In May 2017, The Real Deal ran a cover story entitled, “Retail is F*cked.” While snarkier than its mainstream competitors, it encapsulated the prevailing sentiment of the day, that all that remained for traditional bricks & mortar retail was for the doctor to call its time of death, no doubt by text.

Apparently unaware of the demise of old school retail, Amazon has just announced several new forays into bricks & mortar. Last week, it said it would open a general store in New York City that will sell toys, household goods and other top-selling items on its website. Two weeks ago, Amazon announced plans to open 3,000 Amazon Go stores by 2021. The hook is that these convenience food stores will have no cashiers. Rather, to record your every touch (if not your secret yearning for Cheetos), each store will have more sensors, cameras, computer vision and AI than a Navy drone over Aleppo. About the size of a typical 7-11, the few Go stores already in operation sell pre-packaged, prepared food and limited grocery items.

Upon seeing this announcement, the business press genuflected at the altar of Amazon, delighting in the idea of a clerk-free world, of shopping in the canteen of the starship Enterprise. They reported that Amazon’s eyes in the sky system—let’s call it “Total Shopper Surveillance”—will cost upwards of a million dollars a store to install, but failed to question whether this additional outlay would place Amazon at a competitive disadvantage in the saturated world of convenience stores. Is the typical wait for a cashier so long that you would pay that much more for milk and eggs (enough to amortize $1 million) to avoid it. Put another way, admit you occasionally run into a 7-11 and ask yourself if you’ve ever been in a line of more than a couple minutes.

If 7-11 and its myriad competitors already have the most convenient locations (they do) and Amazon rushes in but can only find locations a block or two off Main & Main, will you spend more time walking those two blocks than you would awaiting the cashier?

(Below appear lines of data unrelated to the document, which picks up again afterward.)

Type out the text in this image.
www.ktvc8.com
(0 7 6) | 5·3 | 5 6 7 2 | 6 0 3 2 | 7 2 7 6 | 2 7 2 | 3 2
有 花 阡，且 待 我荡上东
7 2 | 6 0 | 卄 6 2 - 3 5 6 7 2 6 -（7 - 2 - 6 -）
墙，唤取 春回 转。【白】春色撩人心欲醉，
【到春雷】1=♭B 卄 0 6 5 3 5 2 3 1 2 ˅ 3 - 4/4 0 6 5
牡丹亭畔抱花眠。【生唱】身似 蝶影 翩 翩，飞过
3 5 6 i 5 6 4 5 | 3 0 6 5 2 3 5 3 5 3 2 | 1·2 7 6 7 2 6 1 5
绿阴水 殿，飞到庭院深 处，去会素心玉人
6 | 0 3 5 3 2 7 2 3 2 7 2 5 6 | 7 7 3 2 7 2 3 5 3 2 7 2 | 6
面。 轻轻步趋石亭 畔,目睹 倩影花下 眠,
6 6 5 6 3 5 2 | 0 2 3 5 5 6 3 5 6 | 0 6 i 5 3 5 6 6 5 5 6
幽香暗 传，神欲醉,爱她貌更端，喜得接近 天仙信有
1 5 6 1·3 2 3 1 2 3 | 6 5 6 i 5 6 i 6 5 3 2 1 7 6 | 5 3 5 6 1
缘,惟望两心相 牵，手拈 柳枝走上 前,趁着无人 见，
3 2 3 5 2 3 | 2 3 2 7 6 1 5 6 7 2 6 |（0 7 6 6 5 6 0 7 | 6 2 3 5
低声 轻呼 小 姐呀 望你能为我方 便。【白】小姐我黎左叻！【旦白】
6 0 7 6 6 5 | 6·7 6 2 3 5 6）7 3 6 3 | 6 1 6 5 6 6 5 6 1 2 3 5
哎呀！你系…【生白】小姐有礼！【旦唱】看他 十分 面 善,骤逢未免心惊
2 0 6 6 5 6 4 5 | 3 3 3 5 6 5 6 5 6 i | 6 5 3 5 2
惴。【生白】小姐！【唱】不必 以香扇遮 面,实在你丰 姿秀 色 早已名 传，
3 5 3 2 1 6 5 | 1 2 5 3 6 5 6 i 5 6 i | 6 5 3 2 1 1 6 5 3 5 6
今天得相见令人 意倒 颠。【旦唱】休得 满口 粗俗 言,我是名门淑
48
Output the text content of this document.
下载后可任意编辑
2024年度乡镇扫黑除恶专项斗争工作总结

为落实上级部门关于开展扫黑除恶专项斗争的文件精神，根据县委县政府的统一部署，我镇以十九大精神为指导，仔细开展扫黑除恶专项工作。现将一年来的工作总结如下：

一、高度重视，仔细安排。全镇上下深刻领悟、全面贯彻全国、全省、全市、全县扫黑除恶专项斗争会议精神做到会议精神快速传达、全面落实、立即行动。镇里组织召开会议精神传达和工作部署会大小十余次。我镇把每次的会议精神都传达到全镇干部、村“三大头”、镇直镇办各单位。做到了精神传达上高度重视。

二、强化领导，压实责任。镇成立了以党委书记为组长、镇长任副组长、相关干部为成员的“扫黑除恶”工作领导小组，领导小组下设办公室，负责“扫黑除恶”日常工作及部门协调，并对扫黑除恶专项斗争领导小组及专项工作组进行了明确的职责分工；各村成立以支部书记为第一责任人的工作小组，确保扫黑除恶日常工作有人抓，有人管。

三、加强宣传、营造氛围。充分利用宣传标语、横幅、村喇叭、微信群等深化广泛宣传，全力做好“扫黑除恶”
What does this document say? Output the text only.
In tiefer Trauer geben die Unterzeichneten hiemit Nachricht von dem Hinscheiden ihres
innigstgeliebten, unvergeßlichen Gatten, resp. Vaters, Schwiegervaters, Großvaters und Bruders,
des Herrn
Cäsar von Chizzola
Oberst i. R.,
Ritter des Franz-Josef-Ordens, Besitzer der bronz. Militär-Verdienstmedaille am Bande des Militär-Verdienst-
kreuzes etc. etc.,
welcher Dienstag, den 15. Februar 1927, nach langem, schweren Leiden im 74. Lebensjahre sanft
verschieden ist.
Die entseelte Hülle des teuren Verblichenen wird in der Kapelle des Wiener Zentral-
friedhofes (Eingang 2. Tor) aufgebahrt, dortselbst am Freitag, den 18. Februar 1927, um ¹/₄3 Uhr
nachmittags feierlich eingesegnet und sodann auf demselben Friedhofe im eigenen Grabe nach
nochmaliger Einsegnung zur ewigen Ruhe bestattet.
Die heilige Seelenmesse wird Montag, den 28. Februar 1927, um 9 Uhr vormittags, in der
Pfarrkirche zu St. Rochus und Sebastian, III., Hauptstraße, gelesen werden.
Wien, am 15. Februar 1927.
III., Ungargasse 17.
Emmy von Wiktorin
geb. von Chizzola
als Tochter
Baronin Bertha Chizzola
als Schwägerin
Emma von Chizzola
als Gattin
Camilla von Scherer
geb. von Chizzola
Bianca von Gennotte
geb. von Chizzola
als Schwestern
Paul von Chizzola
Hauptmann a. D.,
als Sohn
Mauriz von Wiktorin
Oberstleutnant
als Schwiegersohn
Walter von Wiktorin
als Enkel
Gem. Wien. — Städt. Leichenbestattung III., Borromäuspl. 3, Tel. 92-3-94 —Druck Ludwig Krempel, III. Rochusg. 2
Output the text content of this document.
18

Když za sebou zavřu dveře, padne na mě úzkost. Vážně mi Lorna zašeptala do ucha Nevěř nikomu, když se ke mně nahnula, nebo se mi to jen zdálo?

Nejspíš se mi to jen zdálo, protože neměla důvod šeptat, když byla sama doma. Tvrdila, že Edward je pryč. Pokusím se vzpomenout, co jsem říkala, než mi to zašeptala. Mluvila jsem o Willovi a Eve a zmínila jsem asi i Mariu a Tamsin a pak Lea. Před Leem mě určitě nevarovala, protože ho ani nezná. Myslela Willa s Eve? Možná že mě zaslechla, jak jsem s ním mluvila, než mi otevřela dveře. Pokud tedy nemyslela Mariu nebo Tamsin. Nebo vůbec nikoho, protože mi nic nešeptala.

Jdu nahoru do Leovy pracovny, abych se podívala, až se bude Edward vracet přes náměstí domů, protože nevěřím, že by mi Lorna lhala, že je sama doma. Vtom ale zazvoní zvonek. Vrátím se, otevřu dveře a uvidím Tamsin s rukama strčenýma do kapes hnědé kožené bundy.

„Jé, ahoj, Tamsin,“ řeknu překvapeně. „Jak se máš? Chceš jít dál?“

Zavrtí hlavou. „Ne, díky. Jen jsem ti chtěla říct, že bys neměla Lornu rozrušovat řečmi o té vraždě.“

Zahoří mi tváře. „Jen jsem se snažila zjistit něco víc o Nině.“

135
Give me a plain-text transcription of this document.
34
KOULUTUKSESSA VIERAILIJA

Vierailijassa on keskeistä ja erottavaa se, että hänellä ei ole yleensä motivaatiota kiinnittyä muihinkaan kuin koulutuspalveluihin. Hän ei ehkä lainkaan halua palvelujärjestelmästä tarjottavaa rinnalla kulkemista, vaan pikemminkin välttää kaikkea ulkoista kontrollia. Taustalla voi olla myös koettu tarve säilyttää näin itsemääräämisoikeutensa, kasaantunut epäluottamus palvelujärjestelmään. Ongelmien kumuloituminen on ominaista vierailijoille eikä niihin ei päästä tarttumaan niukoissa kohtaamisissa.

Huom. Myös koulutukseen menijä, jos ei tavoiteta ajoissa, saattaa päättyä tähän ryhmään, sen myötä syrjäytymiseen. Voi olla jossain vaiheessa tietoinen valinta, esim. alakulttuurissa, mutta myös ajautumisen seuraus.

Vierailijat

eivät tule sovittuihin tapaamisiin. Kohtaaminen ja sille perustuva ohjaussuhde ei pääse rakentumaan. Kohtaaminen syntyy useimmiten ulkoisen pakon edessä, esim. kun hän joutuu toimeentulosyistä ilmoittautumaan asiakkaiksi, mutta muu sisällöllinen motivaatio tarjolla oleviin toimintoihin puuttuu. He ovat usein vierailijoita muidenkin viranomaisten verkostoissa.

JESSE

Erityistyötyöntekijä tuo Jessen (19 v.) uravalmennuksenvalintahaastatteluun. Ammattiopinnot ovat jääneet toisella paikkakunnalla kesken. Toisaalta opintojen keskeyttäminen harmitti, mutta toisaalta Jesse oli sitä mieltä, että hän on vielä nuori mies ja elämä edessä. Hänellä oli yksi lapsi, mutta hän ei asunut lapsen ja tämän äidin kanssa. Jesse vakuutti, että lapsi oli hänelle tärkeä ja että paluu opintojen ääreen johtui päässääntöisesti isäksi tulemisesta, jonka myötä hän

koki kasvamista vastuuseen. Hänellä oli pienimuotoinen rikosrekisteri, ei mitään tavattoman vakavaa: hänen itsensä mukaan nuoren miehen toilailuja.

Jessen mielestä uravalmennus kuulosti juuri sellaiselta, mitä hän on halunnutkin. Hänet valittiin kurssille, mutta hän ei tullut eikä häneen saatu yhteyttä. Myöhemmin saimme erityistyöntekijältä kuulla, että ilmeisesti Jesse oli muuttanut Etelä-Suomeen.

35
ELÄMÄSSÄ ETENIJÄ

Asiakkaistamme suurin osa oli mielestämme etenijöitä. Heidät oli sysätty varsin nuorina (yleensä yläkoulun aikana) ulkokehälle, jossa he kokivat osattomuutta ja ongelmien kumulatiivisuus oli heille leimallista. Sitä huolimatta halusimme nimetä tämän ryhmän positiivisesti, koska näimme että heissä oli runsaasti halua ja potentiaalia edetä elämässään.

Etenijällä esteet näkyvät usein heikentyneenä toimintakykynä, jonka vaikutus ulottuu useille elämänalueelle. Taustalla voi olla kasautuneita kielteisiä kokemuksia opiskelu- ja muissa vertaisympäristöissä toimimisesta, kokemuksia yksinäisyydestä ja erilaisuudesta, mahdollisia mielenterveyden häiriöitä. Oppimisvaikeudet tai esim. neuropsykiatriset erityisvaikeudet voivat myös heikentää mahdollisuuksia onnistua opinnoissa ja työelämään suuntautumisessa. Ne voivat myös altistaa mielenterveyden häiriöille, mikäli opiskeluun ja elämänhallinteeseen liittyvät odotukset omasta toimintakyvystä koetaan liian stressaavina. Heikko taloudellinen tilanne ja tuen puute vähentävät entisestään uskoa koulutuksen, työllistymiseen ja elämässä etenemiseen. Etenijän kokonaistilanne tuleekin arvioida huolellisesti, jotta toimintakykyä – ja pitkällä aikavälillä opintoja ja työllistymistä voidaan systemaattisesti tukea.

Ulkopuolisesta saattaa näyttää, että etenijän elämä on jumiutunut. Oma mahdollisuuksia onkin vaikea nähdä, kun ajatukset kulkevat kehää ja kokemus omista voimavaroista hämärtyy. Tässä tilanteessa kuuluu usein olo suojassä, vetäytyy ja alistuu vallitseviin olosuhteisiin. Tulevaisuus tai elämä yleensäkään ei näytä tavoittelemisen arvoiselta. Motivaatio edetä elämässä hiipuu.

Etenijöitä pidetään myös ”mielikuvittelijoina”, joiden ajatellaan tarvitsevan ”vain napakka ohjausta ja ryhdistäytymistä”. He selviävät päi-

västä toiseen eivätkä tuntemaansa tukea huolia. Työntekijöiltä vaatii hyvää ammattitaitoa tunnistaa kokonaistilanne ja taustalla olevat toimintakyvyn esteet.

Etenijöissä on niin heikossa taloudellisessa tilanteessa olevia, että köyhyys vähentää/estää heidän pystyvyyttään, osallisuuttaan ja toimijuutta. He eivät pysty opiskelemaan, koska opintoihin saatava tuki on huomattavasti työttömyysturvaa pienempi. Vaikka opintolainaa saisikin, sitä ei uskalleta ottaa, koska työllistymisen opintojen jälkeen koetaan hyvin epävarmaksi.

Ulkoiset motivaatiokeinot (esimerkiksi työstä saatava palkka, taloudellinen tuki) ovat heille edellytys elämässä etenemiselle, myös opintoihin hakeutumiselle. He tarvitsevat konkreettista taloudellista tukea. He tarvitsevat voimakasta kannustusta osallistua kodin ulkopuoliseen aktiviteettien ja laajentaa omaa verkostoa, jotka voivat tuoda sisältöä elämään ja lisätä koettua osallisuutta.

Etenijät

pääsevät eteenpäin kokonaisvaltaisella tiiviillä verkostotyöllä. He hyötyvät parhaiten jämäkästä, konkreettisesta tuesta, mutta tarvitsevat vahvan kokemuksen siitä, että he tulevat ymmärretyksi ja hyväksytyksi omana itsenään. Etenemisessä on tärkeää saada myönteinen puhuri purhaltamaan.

Or, assume that the free world will delight in undergoing a daily MRI for the sake of saving sixty seconds. How long would Amazon keep that competitive advantage? How soon would it be before 7-11, Circle K and every other major C-store player turned on the cameras and punted their clerks? To this point, a San Francisco based start-up, Zippin, announced last week that it is developing its own version of TSS for sale to supermarkets far and wide.

Given the company’s undoubted genius, Amazon must be aware of the challenges of building a 3,000 store chain from scratch, and its press release could be a sly way of announcing that it’s in the market to acquire and aggregate convenience store chains totaling a few thousand units.

But, whether built ground-up or acquired by merger, having 3,000 wickedly-expensive convenience stores for the sake of running convenience stores makes little sense for the company. On the other hand, having 3,000 convenient locations to which its e-commerce shoppers must drive to fetch their Prime packages makes a world of economic sense. In a stroke, requiring the Amazon faithful to pick up their own damn packages would solve the costliest problem bedeviling e-commerce, that of the last-mile of delivery. If Amazon could announce that it would continue delivering to your home, but at that delivery’s real cost (say, $12) or that you could save that money by hitting its Go store a couple miles away, the well-off or foolish might continue with home delivery, but everyone else would find a way to Go, and Amazon could at last make money in e-commerce.

Rather than concluding that clerk-less shopping will be the greatest thing to hit retail since the Sears & Roebuck catalogue, the media might have realized the announcement’s broader significance: Short of a full page announcement in the Wall Street Journal, Amazon just did everything it could to confirm that not only is traditional retailing alive and well today, but that, combined with on-line shopping, it is the future of retail tomorrow.

Despite this, it will be a cold day in Riyadh before The Real Deal and the rest of the media that gloried in retail’s death will admit, “We were f*cking wrong.”